Öcalan greift Deutschland an - «Waffen für Unterdrückung
geliefert»
Rom (dpa) - Der in Rom festgenommene kurdische Separatistenführer
Abdullah Öcalan hat in einem Interview scharfe Kritik an Bonn geübt.
Deutschland habe der Türkei Waffen für die Unterdrückung
der Kurden geliefert, sagte der 49jährige der italienischen Zeitung
«La Stampa» (Montagausgabe).
Öcalan bekräftigte seine Bereitschaft, vor einem internationalen
Gericht zu erscheinen. Gleichzeitig müsse aber eine politische Lösung
für die Kurden gefunden werden.
Mit ihm, Öcalan, müsse sich auch Ankara verantworten. «Aber
nicht nur die Türkei. Es müssen auch ihre Verbündeten verfolgt
werden, die ihr Waffen für die Unterdrückung
geliefert haben. Allen voran Deutschland.»
«In Kurdistan wird Krieg geführt, und die Türken haben
4 000 Dörfer zerstört, zwischen 8 000 und 10 000 Menschen massakriert»,
sagte Öcalan. «Warum nicht auch ihnen den Prozeß machen,
und Deutschland, das ihnen geholfen hat?» Dagegen wirft die Türkei
dem Chef der verbotenen Arbeiterpartei Kurdistans (PKK) vor, für 30
000 Tote in 14 Jahren Terrorismus gegen Ankara verantwortlich zu sein.
Als Land für einen Prozeß nannte Öcalan Österreich,
das noch den EU- Ratsvorsitz führt.
Auf die Frage, ob er eine Auslieferung an Deutschland gefürchtet
habe, sagte Öcalan: «Wenn das geschehen wäre, dann hätte
in Deutschland alles passieren können. Mehr als 50 Menschen hätten
sich selbst angezündet, Hunderte waren zum Hungerstreik bereit.»

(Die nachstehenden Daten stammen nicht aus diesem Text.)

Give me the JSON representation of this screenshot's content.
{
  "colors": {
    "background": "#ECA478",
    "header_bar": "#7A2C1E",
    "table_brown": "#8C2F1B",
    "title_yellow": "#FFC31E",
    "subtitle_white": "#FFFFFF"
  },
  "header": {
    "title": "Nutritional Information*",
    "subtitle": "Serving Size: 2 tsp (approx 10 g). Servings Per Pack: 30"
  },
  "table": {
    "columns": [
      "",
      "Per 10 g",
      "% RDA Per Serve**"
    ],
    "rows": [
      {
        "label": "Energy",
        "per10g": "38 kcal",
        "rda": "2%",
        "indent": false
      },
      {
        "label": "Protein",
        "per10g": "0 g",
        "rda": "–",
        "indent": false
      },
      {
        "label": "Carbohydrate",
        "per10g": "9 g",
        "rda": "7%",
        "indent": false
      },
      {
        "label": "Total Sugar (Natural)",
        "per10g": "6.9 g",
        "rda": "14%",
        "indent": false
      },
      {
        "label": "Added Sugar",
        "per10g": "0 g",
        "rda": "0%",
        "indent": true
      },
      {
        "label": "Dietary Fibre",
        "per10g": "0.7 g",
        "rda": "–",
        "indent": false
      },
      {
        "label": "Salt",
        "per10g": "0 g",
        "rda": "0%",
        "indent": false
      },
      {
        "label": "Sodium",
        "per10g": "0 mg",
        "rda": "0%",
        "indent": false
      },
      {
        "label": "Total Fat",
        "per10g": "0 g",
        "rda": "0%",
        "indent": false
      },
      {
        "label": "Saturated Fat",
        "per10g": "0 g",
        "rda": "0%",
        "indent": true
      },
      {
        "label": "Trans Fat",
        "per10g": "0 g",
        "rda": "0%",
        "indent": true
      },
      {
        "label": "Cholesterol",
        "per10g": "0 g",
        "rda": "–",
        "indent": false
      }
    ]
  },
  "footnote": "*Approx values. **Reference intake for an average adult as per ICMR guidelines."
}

Als mögliches Zielland bei einer Abschiebung aus Italien nannte
Öcalan auch Iran. Er steht noch bis zum 22. Dezember unter Aufsicht
in Rom, darf die Stadt nicht verlassen. Öcalan war am 12. November
nach seiner Ankunft mit einer Maschine aus Moskau in Rom festgenommen worden.